You must meet the following FHA requirements to get a HECM:

  • Be 62 or older. If you have a spouse who’s under 62, you can still qualify, but they won’t be listed on the loan (and their age might affect the amount you’re eligible to receive). 

  • Live in the home as your primary residence. 

  • Have no delinquent federal debts.

  • Own your home outright (without a mortgage) or have a low mortgage balance. 

  • Attend a mandatory counseling session with a HECM counselor approved by the Department of Housing and Urban Development.

  • Meet all FHA property standards.

  • Continue paying all property taxes, homeowners insurance and other household maintenance costs as long as you live in the home.

Getting cash from a reverse mortgage

The FHA’s HECM maximum borrowing limit for 2025 is $1,209,750. However, the amount you can qualify to borrow depends on your age, home value and interest rate.

You can choose how you want to receive your loan payments. The FHA offers two reverse loan types: an adjustable-rate mortgage (ARM) and a fixed-rate mortgage.

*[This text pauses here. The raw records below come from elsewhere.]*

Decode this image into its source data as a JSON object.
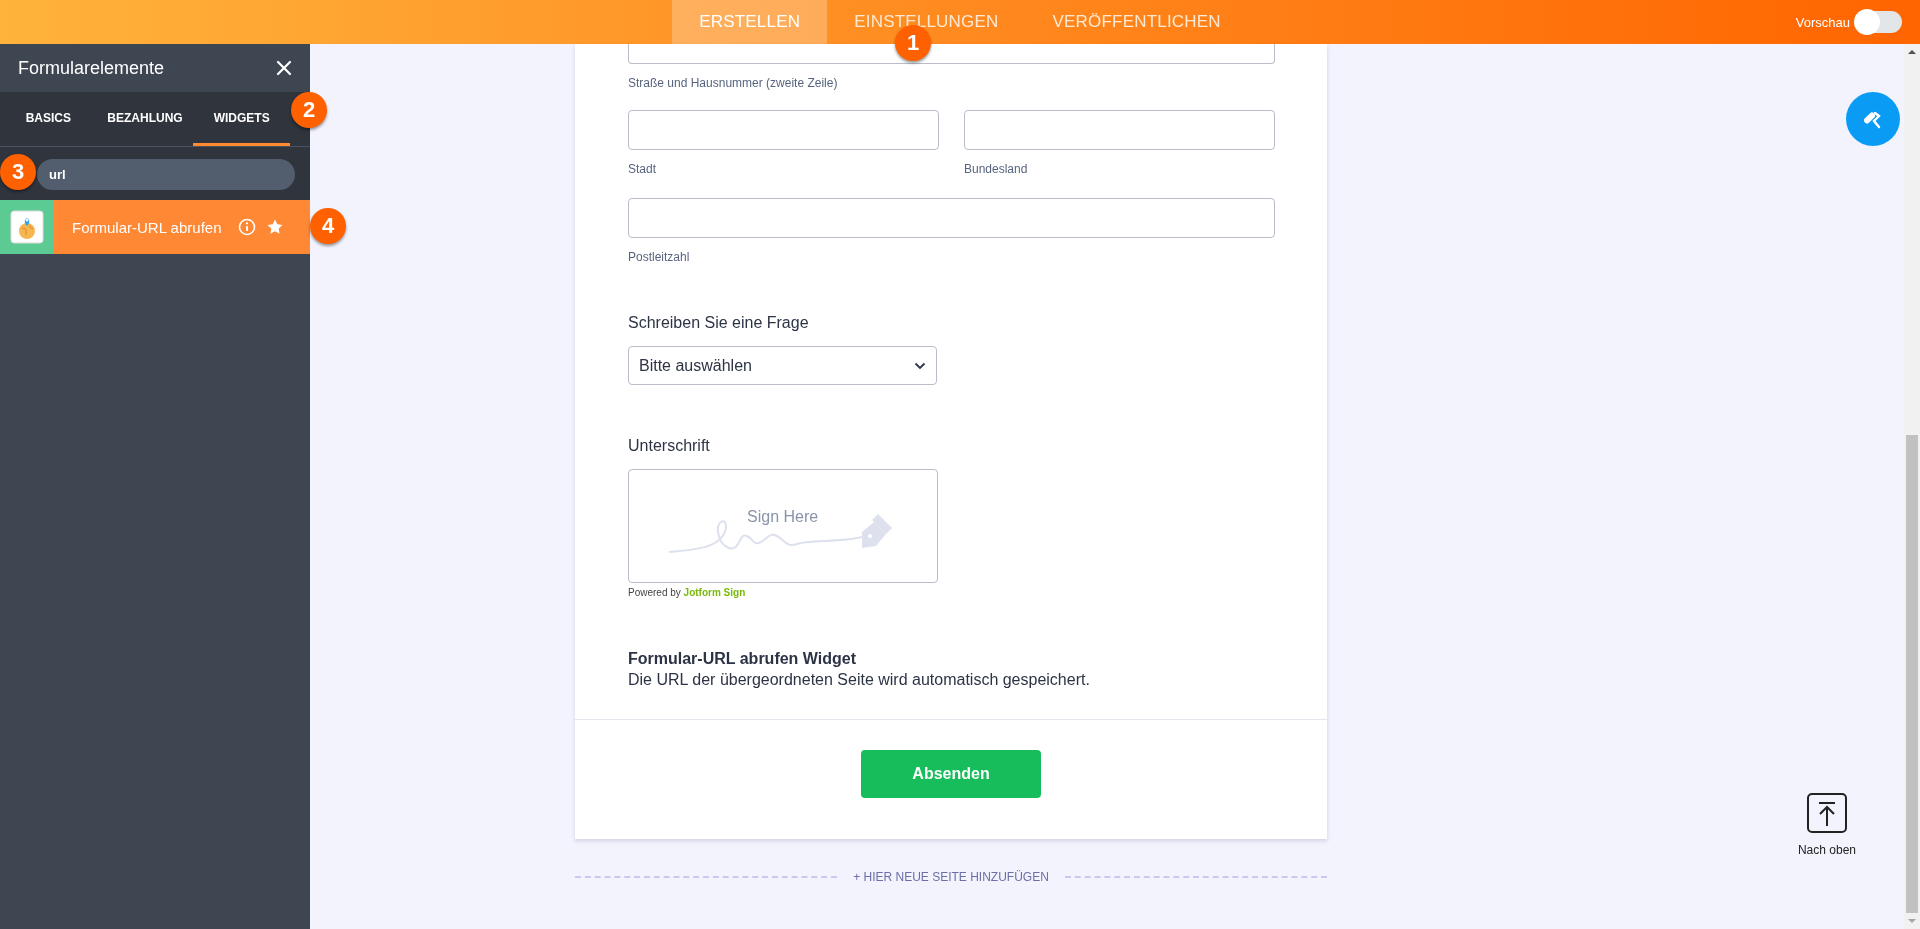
{
  "top_bar": {
    "tabs": [
      {
        "label": "ERSTELLEN",
        "selected": true
      },
      {
        "label": "EINSTELLUNGEN",
        "selected": false
      },
      {
        "label": "VERÖFFENTLICHEN",
        "selected": false
      }
    ],
    "preview": {
      "label": "Vorschau",
      "on": false
    }
  },
  "sidebar": {
    "title": "Formularelemente",
    "tabs": [
      {
        "label": "BASICS",
        "selected": false
      },
      {
        "label": "BEZAHLUNG",
        "selected": false
      },
      {
        "label": "WIDGETS",
        "selected": true
      }
    ],
    "search": {
      "value": "url"
    },
    "results": [
      {
        "label": "Formular-URL abrufen"
      }
    ]
  },
  "annotations": [
    "1",
    "2",
    "3",
    "4"
  ],
  "form": {
    "address": {
      "line2_label": "Straße und Hausnummer (zweite Zeile)",
      "city_label": "Stadt",
      "state_label": "Bundesland",
      "zip_label": "Postleitzahl"
    },
    "question": {
      "label": "Schreiben Sie eine Frage",
      "value": "Bitte auswählen"
    },
    "signature": {
      "label": "Unterschrift",
      "placeholder": "Sign Here",
      "powered_by": "Powered by",
      "brand": "Jotform Sign"
    },
    "widget": {
      "title": "Formular-URL abrufen Widget",
      "description": "Die URL der übergeordneten Seite wird automatisch gespeichert."
    },
    "submit": "Absenden"
  },
  "add_page": "+ HIER NEUE SEITE HINZUFÜGEN",
  "back_to_top": "Nach oben"
}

With an ARM, you can receive fixed payments every month, or open a line of credit that you can draw from as needed. If you need help paying your regular bills, you’ll likely want the fixed monthly payments. If you have larger expenses you need to pay off (such as a series of home repairs), a line of credit may be more useful.

With a fixed-rate reverse mortgage, you’ll get a one-time lump sum after you close on your loan. This means you’ll be responsible for paying interest and fees on the entire amount at once, which can make it a more expensive option. This might be a fit for your financial situation if you have one large expense to pay for (like a medical bill).